1264MO Development and validation of a unifying pre-treatment decision tool for intracranial and extracranial metastasis-directed radiotherapy
Annals of Oncology(2022)
摘要
Metastasis-directed therapy (MDT) has the potential to improve clinical outcomes and even overall survival (OS). However, prognostication and appropriate patient selection for MDT remain challenging. We aimed to develop a unifying model predictive of OS for patients with intracranial and extracranial disease to refine patient selection for MDT and clinical trials. We assembled a multi-institutional cohort of patients treated with MDT to spine, brain, and/or lung metastases. Treatments included stereotactic body radiation therapy, radiosurgery, and whole brain radiation therapy. Candidate variables for recursive partitioning analysis were selected per prior studies: ECOG performance status, time from primary diagnosis (TPD), number of additional non-target organ systems involved (NOS), and intracranial metastases. A database of 1,362 patients was assembled with 424 intracranial, 352 lung, and 607 spinal treatments (n=1,383). Of patients treated for intracranial disease, 75% also had extracranial disease. Treatments were split into training (TC) (70%, n=968) and internal validation (IVC) (30%, n=415) cohorts. The TC had median ECOG of 0 (interquartile range [IQR]: 0-1), NOS of 1 (IQR: 0-1), and OS of 18 months (IQR: 7-35). The resulting model components and weights were: ECOG = 0, 1, and > 1 (0, 1, and 2); 0, 1, and > 1 NOS (0, 1, and 2); and intracranial target (2).

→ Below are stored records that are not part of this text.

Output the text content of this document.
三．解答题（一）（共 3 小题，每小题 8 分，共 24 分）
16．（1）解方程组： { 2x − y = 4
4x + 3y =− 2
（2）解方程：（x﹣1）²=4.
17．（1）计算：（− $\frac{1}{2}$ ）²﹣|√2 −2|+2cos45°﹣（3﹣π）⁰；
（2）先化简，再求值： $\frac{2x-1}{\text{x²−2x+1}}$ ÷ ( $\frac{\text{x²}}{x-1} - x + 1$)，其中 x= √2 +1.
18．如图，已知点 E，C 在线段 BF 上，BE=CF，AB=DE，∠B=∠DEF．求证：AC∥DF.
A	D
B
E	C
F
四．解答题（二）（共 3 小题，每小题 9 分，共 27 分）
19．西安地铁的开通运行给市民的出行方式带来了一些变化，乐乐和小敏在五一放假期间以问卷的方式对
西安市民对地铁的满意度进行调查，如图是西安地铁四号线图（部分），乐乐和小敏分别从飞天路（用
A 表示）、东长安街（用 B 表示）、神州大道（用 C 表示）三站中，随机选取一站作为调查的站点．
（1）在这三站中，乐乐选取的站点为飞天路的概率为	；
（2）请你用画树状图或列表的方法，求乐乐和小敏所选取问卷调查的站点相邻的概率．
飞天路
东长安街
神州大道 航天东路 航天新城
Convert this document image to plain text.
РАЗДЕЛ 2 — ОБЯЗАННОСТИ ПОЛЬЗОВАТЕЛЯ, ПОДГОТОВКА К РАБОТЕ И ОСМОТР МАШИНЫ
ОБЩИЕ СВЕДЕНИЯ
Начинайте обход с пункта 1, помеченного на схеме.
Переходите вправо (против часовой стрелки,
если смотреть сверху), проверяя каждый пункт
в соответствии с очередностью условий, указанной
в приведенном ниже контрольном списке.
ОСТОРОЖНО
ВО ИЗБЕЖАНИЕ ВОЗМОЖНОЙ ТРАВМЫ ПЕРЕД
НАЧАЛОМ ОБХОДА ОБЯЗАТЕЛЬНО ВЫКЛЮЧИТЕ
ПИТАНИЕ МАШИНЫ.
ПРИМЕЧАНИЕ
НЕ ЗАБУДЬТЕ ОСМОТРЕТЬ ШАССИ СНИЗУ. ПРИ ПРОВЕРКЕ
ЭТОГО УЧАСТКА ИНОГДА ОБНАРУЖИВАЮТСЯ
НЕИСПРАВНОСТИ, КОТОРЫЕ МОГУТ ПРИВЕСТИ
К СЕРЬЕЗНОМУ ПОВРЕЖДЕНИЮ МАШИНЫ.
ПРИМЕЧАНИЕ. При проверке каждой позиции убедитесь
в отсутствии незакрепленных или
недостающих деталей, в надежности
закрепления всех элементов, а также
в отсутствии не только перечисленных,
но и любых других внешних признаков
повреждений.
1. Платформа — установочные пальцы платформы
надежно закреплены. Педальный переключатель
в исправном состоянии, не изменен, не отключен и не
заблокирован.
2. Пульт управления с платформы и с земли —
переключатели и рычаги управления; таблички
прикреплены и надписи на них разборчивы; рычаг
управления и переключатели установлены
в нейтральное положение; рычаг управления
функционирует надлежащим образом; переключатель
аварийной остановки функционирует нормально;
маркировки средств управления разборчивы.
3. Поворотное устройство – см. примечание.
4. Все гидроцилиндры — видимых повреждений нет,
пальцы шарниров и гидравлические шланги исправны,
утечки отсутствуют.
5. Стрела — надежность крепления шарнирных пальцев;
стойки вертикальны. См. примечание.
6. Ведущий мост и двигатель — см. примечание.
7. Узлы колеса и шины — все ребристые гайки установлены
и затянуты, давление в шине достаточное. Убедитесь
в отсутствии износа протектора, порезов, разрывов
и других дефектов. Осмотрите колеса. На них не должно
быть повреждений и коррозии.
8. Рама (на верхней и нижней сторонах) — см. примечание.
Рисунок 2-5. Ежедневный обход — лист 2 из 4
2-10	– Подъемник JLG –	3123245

The model demonstrated high concordance in the TC (0.72) and IVC (0.72). The score demonstrated concordance of 0.65-0.71 for each target site (spine, brain, and lung), and each variable used in the model met statistical significance (p<0.0001). This pre-treatment decision tool identifies patients with the longest survival after MDT, indicating a patient population with systemic disease who may benefit most from aggressive local therapy. This model represents a unifying model applicable in settings of both intracranial and extracranial disease. Carefully selected patients may benefit from MDT even in the presence of intracranial disease.